18年4月17日更新
○JDは、2017年12月27日、日本医療研究開発機構(AMED)へ、日本における筋痛性脳脊髄炎/慢性疲労症候群治療ガイドライン(案)への意見を提出しました。後日、研究班はガイドラインの作成も、出版もしないことになりました。
【PDF版はこちらから】
2017年12月27日
日本における筋痛性脳脊髄炎/慢性疲労症候群治療ガイドライン(案)への意見
NPO法人
日本障害者協議会(JD)
代表 藤井 克徳
当協議会は、1981年の国際障害者年を成功させようと、「完全参加と平等」のスローガンのもと、その前年1980年、幅広い団体が大同団結して発足しました。現在、国内の62団体(障害・疾患の当事者・家族の団体、専門職の団体、事業所の団体など)で構成しており、 2014年に日本が批准した障害者権利条約が示す社会のありようを実現すべく活動をしております。
今般募集されているME/CFS治療ガイドライン(案)について、障害者権利条約の視点も踏まえて、当協議会の意見を述べたいと思います。
1.患者本人不在の治療ガイドラインの策定の課題
障害者権利条約では、Nothig About Us Without Us(私たち抜きに私たちのことを決めないで)を合言葉に検討が進められてきました。条約でも当事者の参画による政策決定を謳っています。
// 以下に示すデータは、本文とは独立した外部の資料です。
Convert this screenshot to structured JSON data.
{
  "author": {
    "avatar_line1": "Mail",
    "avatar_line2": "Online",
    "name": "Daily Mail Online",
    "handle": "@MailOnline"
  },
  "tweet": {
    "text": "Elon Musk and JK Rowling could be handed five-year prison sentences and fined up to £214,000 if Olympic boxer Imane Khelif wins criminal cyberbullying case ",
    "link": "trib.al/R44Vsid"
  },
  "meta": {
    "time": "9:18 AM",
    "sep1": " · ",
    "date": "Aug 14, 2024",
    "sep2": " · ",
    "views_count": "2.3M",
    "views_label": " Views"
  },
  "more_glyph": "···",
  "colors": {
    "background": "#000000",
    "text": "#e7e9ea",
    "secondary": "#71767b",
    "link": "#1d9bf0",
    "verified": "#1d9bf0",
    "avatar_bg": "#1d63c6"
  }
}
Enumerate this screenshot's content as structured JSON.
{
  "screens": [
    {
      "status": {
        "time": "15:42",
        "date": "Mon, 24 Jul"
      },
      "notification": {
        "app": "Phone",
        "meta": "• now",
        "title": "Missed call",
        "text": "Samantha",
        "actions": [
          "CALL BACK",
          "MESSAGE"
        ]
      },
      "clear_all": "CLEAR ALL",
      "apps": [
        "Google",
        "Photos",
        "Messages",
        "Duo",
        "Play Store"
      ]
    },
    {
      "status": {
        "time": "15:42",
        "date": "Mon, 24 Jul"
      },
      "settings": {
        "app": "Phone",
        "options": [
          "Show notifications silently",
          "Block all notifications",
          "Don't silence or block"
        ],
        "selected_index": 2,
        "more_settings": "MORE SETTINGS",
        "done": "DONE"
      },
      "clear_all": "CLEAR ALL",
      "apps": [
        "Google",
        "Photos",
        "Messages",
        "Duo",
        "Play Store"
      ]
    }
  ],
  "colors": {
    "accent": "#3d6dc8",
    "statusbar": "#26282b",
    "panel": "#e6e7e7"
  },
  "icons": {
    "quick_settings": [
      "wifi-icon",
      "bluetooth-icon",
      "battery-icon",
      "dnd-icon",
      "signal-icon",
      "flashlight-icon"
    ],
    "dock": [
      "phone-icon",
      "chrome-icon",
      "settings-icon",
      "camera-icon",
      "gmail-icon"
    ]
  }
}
今回出された治療ガイドライン(案)ですが、文献調査研究が主であり、作成委員会には患者団体の代表者の参画もないまま進められ、最も重要視されなくてはならない患者本人の意見が反映されていません。それどころか、患者団体では、この治療ガイドラインが発表されることで、患者に害を及ぼす危険性があると指摘しています。患者にとっては、いのちや生活を大きく左右する治療ガイドラインです。患者団体の納得が得られるガイドラインの再考が必要です。
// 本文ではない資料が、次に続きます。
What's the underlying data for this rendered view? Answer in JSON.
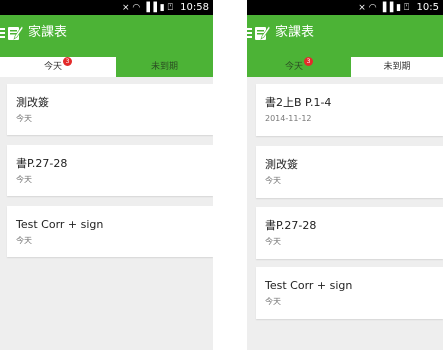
{
  "left_screen": {
    "status": {
      "time": "10:58",
      "icons": "⨯ ◠ ▐▐ ▮ ⍞"
    },
    "app_title": "家課表",
    "tabs": {
      "today": "今天",
      "today_badge": "3",
      "overdue": "未到期"
    },
    "items": [
      {
        "title": "測改簽",
        "date": "今天"
      },
      {
        "title": "書P.27-28",
        "date": "今天"
      },
      {
        "title": "Test Corr + sign",
        "date": "今天"
      }
    ]
  },
  "right_screen": {
    "status": {
      "time": "10:5",
      "icons": "⨯ ◠ ▐▐ ▮ ⍞"
    },
    "app_title": "家課表",
    "tabs": {
      "today": "今天",
      "today_badge": "3",
      "overdue": "未到期"
    },
    "items": [
      {
        "title": "書2上B P.1-4",
        "date": "2014-11-12"
      },
      {
        "title": "測改簽",
        "date": "今天"
      },
      {
        "title": "書P.27-28",
        "date": "今天"
      },
      {
        "title": "Test Corr + sign",
        "date": "今天"
      }
    ]
  },
  "colors": {
    "app_bar": "#4cb336",
    "badge": "#e32b2b",
    "background": "#eeeeee"
  },
  "icons": {
    "menu": "hamburger-icon",
    "logo": "notebook-pencil-icon",
    "battery": "battery-icon"
  }
}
患者団体の参画(参加しやすさなどを配慮した上で)を求めて、改めてガイドライン作りを進めるべきであると考えます。
2.障害の社会モデルの考え方の反映が求められる
厚生労働省の実態調査では、患者の約3割が寝たきりに近い重症患者であることが明らかになっています。しかし、障害年金の受給や障害福祉サービスを受けることができないまま、孤立している患者たちがいます。障害者権利条約によって、日本でも障害の社会モデルの考え方が導入されています。生活の困難さを軽減するための福祉的な援助の活用も治療ガイドラインに含めていくことが重要であると考えます。
3.病気に対する偏見・差別の除去の必要性
国内では、ME/CFSの診療を行う医師が極めて少ない上、一般的な検査では異常がみつからないため、「気のせい」「怠けている」「性格の問題」などといった、偏見や差別の中で患者たちは生活しています。多くの医師がME/CFSを正しく診断できること、患者が地域格差なく診断治療を受けられること、疾患に対する誤った認識を正し、患者が最も適切な治療を受けられ、生活環境を向上させることができる治療ガイドラインが求められています。海外の最新動向なども踏まえ、治療ガイドラインの再考を望みます。